Last month, as Jezebel previously reported, the U.S. House Oversight and Reform Committee, chaired by Rep. Carolyn B. Maloney of New York, began its congressional investigation into the NFL’s workplace probe of the Washington Football Team. The NFL claimed to be looking into allegations of sexual advances, sexualized comments about women employee’s bodies, inappropriate after-hours texts between a manager and his subordinate, and lewd photos taken of former Redskins’ cheerleaders during their annual bikini photo shoot.
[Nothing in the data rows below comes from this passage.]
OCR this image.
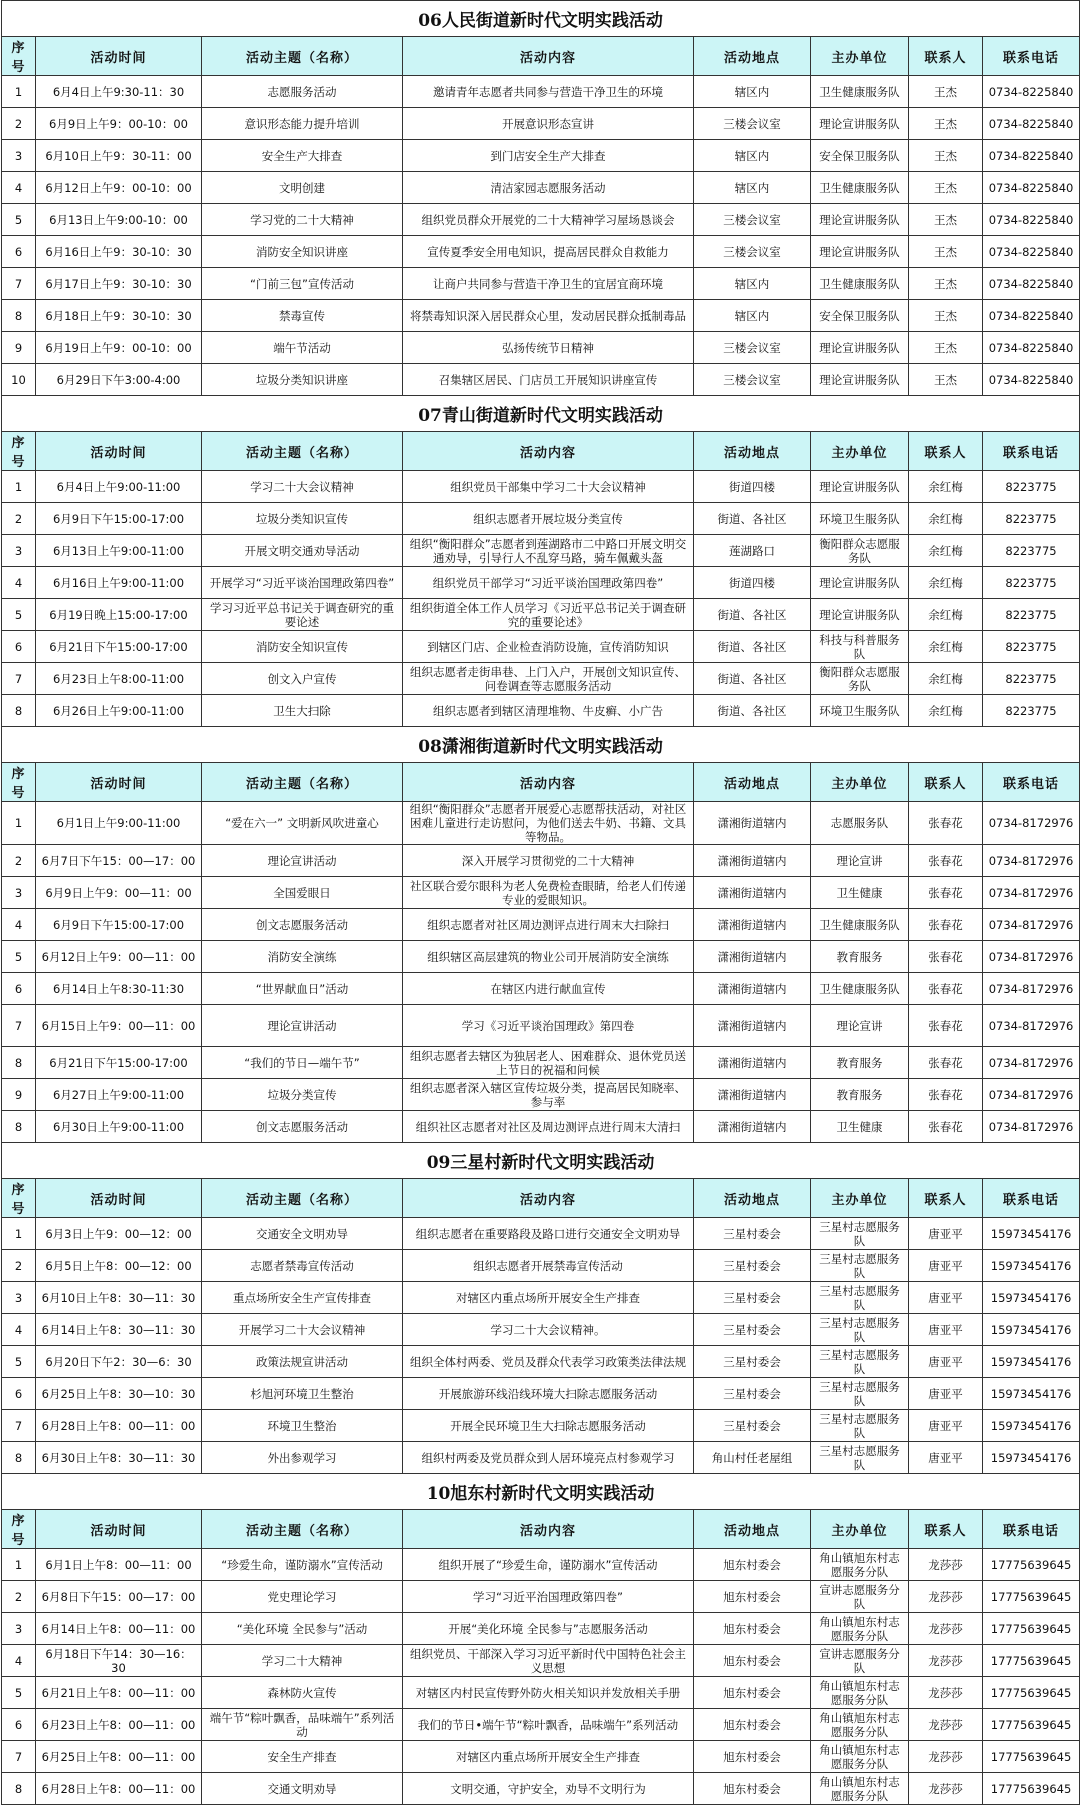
06人民街道新时代文明实践活动							
序号	活动时间	活动主题（名称）	活动内容	活动地点	主办单位	联系人	联系电话
1	6月4日上午9:30-11：30	志愿服务活动	邀请青年志愿者共同参与营造干净卫生的环境	辖区内	卫生健康服务队	王杰	0734-8225840
2	6月9日上午9：00-10：00	意识形态能力提升培训	开展意识形态宣讲	三楼会议室	理论宣讲服务队	王杰	0734-8225840
3	6月10日上午9：30-11：00	安全生产大排查	到门店安全生产大排查	辖区内	安全保卫服务队	王杰	0734-8225840
4	6月12日上午9：00-10：00	文明创建	清洁家园志愿服务活动	辖区内	卫生健康服务队	王杰	0734-8225840
5	6月13日上午9:00-10：00	学习党的二十大精神	组织党员群众开展党的二十大精神学习屋场恳谈会	三楼会议室	理论宣讲服务队	王杰	0734-8225840
6	6月16日上午9：30-10：30	消防安全知识讲座	宣传夏季安全用电知识，提高居民群众自救能力	三楼会议室	理论宣讲服务队	王杰	0734-8225840
7	6月17日上午9：30-10：30	“门前三包”宣传活动	让商户共同参与营造干净卫生的宜居宜商环境	辖区内	卫生健康服务队	王杰	0734-8225840
8	6月18日上午9：30-10：30	禁毒宣传	将禁毒知识深入居民群众心里，发动居民群众抵制毒品	辖区内	安全保卫服务队	王杰	0734-8225840
9	6月19日上午9：00-10：00	端午节活动	弘扬传统节日精神	三楼会议室	理论宣讲服务队	王杰	0734-8225840
10	6月29日下午3:00-4:00	垃圾分类知识讲座	召集辖区居民、门店员工开展知识讲座宣传	三楼会议室	理论宣讲服务队	王杰	0734-8225840
07青山街道新时代文明实践活动							
序号	活动时间	活动主题（名称）	活动内容	活动地点	主办单位	联系人	联系电话
1	6月4日上午9:00-11:00	学习二十大会议精神	组织党员干部集中学习二十大会议精神	街道四楼	理论宣讲服务队	余红梅	8223775
2	6月9日下午15:00-17:00	垃圾分类知识宣传	组织志愿者开展垃圾分类宣传	街道、各社区	环境卫生服务队	余红梅	8223775
3	6月13日上午9:00-11:00	开展文明交通劝导活动	组织“衡阳群众”志愿者到莲湖路市二中路口开展文明交通劝导，引导行人不乱穿马路，骑车佩戴头盔	莲湖路口	衡阳群众志愿服务队	余红梅	8223775
4	6月16日上午9:00-11:00	开展学习“习近平谈治国理政第四卷”	组织党员干部学习“习近平谈治国理政第四卷”	街道四楼	理论宣讲服务队	余红梅	8223775
5	6月19日晚上15:00-17:00	学习习近平总书记关于调查研究的重要论述	组织街道全体工作人员学习《习近平总书记关于调查研究的重要论述》	街道、各社区	理论宣讲服务队	余红梅	8223775
6	6月21日下午15:00-17:00	消防安全知识宣传	到辖区门店、企业检查消防设施，宣传消防知识	街道、各社区	科技与科普服务队	余红梅	8223775
7	6月23日上午8:00-11:00	创文入户宣传	组织志愿者走街串巷、上门入户，开展创文知识宣传、问卷调查等志愿服务活动	街道、各社区	衡阳群众志愿服务队	余红梅	8223775
8	6月26日上午9:00-11:00	卫生大扫除	组织志愿者到辖区清理堆物、牛皮癣、小广告	街道、各社区	环境卫生服务队	余红梅	8223775
08潇湘街道新时代文明实践活动							
序号	活动时间	活动主题（名称）	活动内容	活动地点	主办单位	联系人	联系电话
1	6月1日上午9:00-11:00	“爱在六一” 文明新风吹进童心	组织“衡阳群众”志愿者开展爱心志愿帮扶活动，对社区困难儿童进行走访慰问，为他们送去牛奶、书籍、文具等物品。	潇湘街道辖内	志愿服务队	张春花	0734-8172976
2	6月7日下午15：00—17：00	理论宣讲活动	深入开展学习贯彻党的二十大精神	潇湘街道辖内	理论宣讲	张春花	0734-8172976
3	6月9日上午9：00—11：00	全国爱眼日	社区联合爱尔眼科为老人免费检查眼睛，给老人们传递专业的爱眼知识。	潇湘街道辖内	卫生健康	张春花	0734-8172976
4	6月9日下午15:00-17:00	创文志愿服务活动	组织志愿者对社区周边测评点进行周末大扫除扫	潇湘街道辖内	卫生健康服务队	张春花	0734-8172976
5	6月12日上午9：00—11：00	消防安全演练	组织辖区高层建筑的物业公司开展消防安全演练	潇湘街道辖内	教育服务	张春花	0734-8172976
6	6月14日上午8:30-11:30	“世界献血日”活动	在辖区内进行献血宣传	潇湘街道辖内	卫生健康服务队	张春花	0734-8172976
7	6月15日上午9：00—11：00	理论宣讲活动	学习《习近平谈治国理政》第四卷	潇湘街道辖内	理论宣讲	张春花	0734-8172976
8	6月21日下午15:00-17:00	“我们的节日—端午节”	组织志愿者去辖区为独居老人、困难群众、退休党员送上节日的祝福和问候	潇湘街道辖内	教育服务	张春花	0734-8172976
9	6月27日上午9:00-11:00	垃圾分类宣传	组织志愿者深入辖区宣传垃圾分类，提高居民知晓率、参与率	潇湘街道辖内	教育服务	张春花	0734-8172976
8	6月30日上午9:00-11:00	创文志愿服务活动	组织社区志愿者对社区及周边测评点进行周末大清扫	潇湘街道辖内	卫生健康	张春花	0734-8172976
09三星村新时代文明实践活动							
序号	活动时间	活动主题（名称）	活动内容	活动地点	主办单位	联系人	联系电话
1	6月3日上午9：00—12：00	交通安全文明劝导	组织志愿者在重要路段及路口进行交通安全文明劝导	三星村委会	三星村志愿服务队	唐亚平	15973454176
2	6月5日上午8：00—12：00	志愿者禁毒宣传活动	组织志愿者开展禁毒宣传活动	三星村委会	三星村志愿服务队	唐亚平	15973454176
3	6月10日上午8：30—11：30	重点场所安全生产宣传排查	对辖区内重点场所开展安全生产排查	三星村委会	三星村志愿服务队	唐亚平	15973454176
4	6月14日上午8：30—11：30	开展学习二十大会议精神	学习二十大会议精神。	三星村委会	三星村志愿服务队	唐亚平	15973454176
5	6月20日下午2：30—6：30	政策法规宣讲活动	组织全体村两委、党员及群众代表学习政策类法律法规	三星村委会	三星村志愿服务队	唐亚平	15973454176
6	6月25日上午8：30—10：30	杉旭河环境卫生整治	开展旅游环线沿线环境大扫除志愿服务活动	三星村委会	三星村志愿服务队	唐亚平	15973454176
7	6月28日上午8：00—11：00	环境卫生整治	开展全民环境卫生大扫除志愿服务活动	三星村委会	三星村志愿服务队	唐亚平	15973454176
8	6月30日上午8：30—11：30	外出参观学习	组织村两委及党员群众到人居环境亮点村参观学习	角山村任老屋组	三星村志愿服务队	唐亚平	15973454176
10旭东村新时代文明实践活动							
序号	活动时间	活动主题（名称）	活动内容	活动地点	主办单位	联系人	联系电话
1	6月1日上午8：00—11：00	“珍爱生命，谨防溺水”宣传活动	组织开展了“珍爱生命，谨防溺水”宣传活动	旭东村委会	角山镇旭东村志愿服务分队	龙莎莎	17775639645
2	6月8日下午15：00—17：00	党史理论学习	学习“习近平治国理政第四卷”	旭东村委会	宣讲志愿服务分队	龙莎莎	17775639645
3	6月14日上午8：00—11：00	“美化环境 全民参与”活动	开展“美化环境 全民参与”志愿服务活动	旭东村委会	角山镇旭东村志愿服务分队	龙莎莎	17775639645
4	6月18日下午14：30—16：30	学习二十大精神	组织党员、干部深入学习习近平新时代中国特色社会主义思想	旭东村委会	宣讲志愿服务分队	龙莎莎	17775639645
5	6月21日上午8：00—11：00	森林防火宣传	对辖区内村民宣传野外防火相关知识并发放相关手册	旭东村委会	角山镇旭东村志愿服务分队	龙莎莎	17775639645
6	6月23日上午8：00—11：00	端午节“粽叶飘香，品味端午”系列活动	我们的节日•端午节“粽叶飘香，品味端午”系列活动	旭东村委会	角山镇旭东村志愿服务分队	龙莎莎	17775639645
7	6月25日上午8：00—11：00	安全生产排查	对辖区内重点场所开展安全生产排查	旭东村委会	角山镇旭东村志愿服务分队	龙莎莎	17775639645
8	6月28日上午8：00—11：00	交通文明劝导	文明交通，守护安全，劝导不文明行为	旭东村委会	角山镇旭东村志愿服务分队	龙莎莎	17775639645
But after an 18-month probe, the full results of that investigation have not been released, and in the back and forth of Congressional bureaucracy, women like Applegate who have been clamoring for change have been lost in the red tape.
“We’re still not treated as equals or as if we have the brains of our male counterparts. We’re still just something to look at, and until we start changing those behaviors and calling people out, it’s never going to get any better,” Applegate said. “I hope that my experience will make sure that employers have the correct procedures in place to make sure that this no longer happens.”
While Applegate acknowledges that many of the men on the field and in the NFL’s front offices are good people, little progress will be made without the players’ and coaches’ full support. As reported by WUSA9, even rapper Wale’s choice to perform a song titled “Sue Me” at the game seems ironic. And the NFL continues to claim it’s doing more than enough, like committing $250M to “social justice causes over the next 10 years” through the Inspire Change initiative, while the women begging for justice at their doorsteps continue to be ignored and silenced.
The NFL is also allowing social justice phrases on the players’ helmets this year. In a perfect world, they might finally use this opportunity to stand in protest with the former employees. But until then, Applegate urges fans and women’s rights advocates to share their message on social media.
“I urge people to speak out if they are going through these things because it’s not worth crying on your way to work because you’re scared of what’s going to happen and crying on your way home from work because of what happened to you,” Applegate said. “Support on social media is what got Congress’ attention in the first place and has helped our cause tremendously.”
Kickoff is at 8:15pm ET at the Washington Football Team’s FedEx Field.